One recent opportunity to look at such issues was a fish collecting trip to the Cuyabeno Wildlife Reserve to the north of Secoya territory. The reserve includes flood zone lakes, whose water levels and fish populations rise and fall with seasonal rains. They were a traditional fishing area for the Secoya and other indigenous groups in the region long before the Reserve was created. The rich and diverse community of fishes includes many that are excellent candidates for aquaculture.

Secoya families collect fish for their fish ponds and store them in a floating cage.

In October, the project obtained permission from the Ministry of the Environment to organize a fishing trip to the Cuyabeno to collect wild fish to bring back to stock in Secoya fish ponds. A group of 30 people from two villages traveled to the lakes in two motorized dugout canoes and spent two days there fishing and collecting fish to bring back to their aquaculture ponds.

While collecting fish for their ponds, the Secoya cooked and ate together. They also used the opportunity to take home a large catch of smoked fish for later use.

As one of our consultants reported, fish werenít all that was caught. The Secoya participants were also recapturing some of their traditional customs that are not commonly seen nowadays in Secoya territory. For example, families bathed together in the river at the end of the day and then cooked and ate communally rather than in nuclear families. The next morning, the women expressed joy at the good catch by putting on their best clothes and painting their faces. The entire experience allowed the participating families to give new purpose to a traditional practice, the seasonal fishing expedition, that is becoming less common due to a combination of factors ranging from loss of traditional territory to introduction of new economic activities.

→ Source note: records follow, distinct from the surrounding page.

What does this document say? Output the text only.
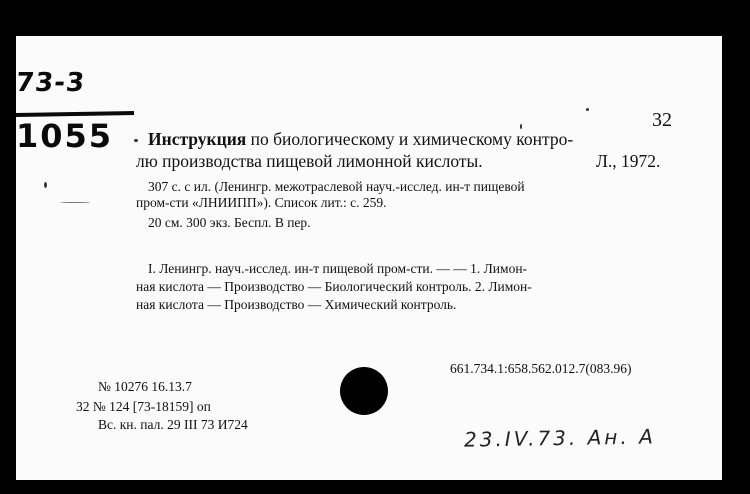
73-3
1055	32
Инструкция по биологическому и химическому контро-
лю производства пищевой лимонной кислоты.	Л., 1972.
307 с. с ил. (Ленингр. межотраслевой науч.-исслед. ин-т пищевой
пром-сти «ЛНИИПП»). Список лит.: с. 259.
20 см. 300 экз. Беспл. В пер.
I. Ленингр. науч.-исслед. ин-т пищевой пром-сти. — — 1. Лимон-
ная кислота — Производство — Биологический контроль. 2. Лимон-
ная кислота — Производство — Химический контроль.
661.734.1:658.562.012.7(083.96)
№ 10276 16.13.7
32 № 124 [73-18159] оп
Вс. кн. пал. 29 III 73 И724	23.IV.73. Ан. А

Of course, the blending of science and traditional knowledge involves a two-way flow. We challenge scientists to look at and learn from traditional practices but we expect them to do this with a critical eye. Another consultant saw another aspect to the fishing trip which he described as a trip to the supermarket. He was concerned that the large catch from two days of fishing by experts (women, men, and children demonstrated equal skill) could have an excessive impact on the site where the fish were collected.

This observation challenges the assumption that, just because indigenous populations have not destroyed the environment in the way modern society has, their activities are necessarily ecologically benign. The lakes, rivers and forests are the supermarket for rain forest peoples, but long term hunting pressures by indigenous communities can sometimes change species make-up. Now, with rapid population growth--due to immigration into the rainforest by Ecuadorians from the coast and the Sierra--local resources are being shared by more and more people. Even though similar fishing parties were possible in the past, their relative impact may be greater now in an area that has suffered impacts ranging from oil spills to deforestation.

Stocking the larder the traditional way: is this sustainable in modern times?

This is, of course, one of the driving forces behind developing indigenous aquaculture in the first place: to increase food supply while reducing pressure on diminishing wild stocks. The challenge for the project is to evaluate the impacts of traditional fishing practices to determine under what conditions they can be safely used to stock ponds. Science for Survival offers a chance to use both modern and traditional criteria to evaluate our methods as well as our results.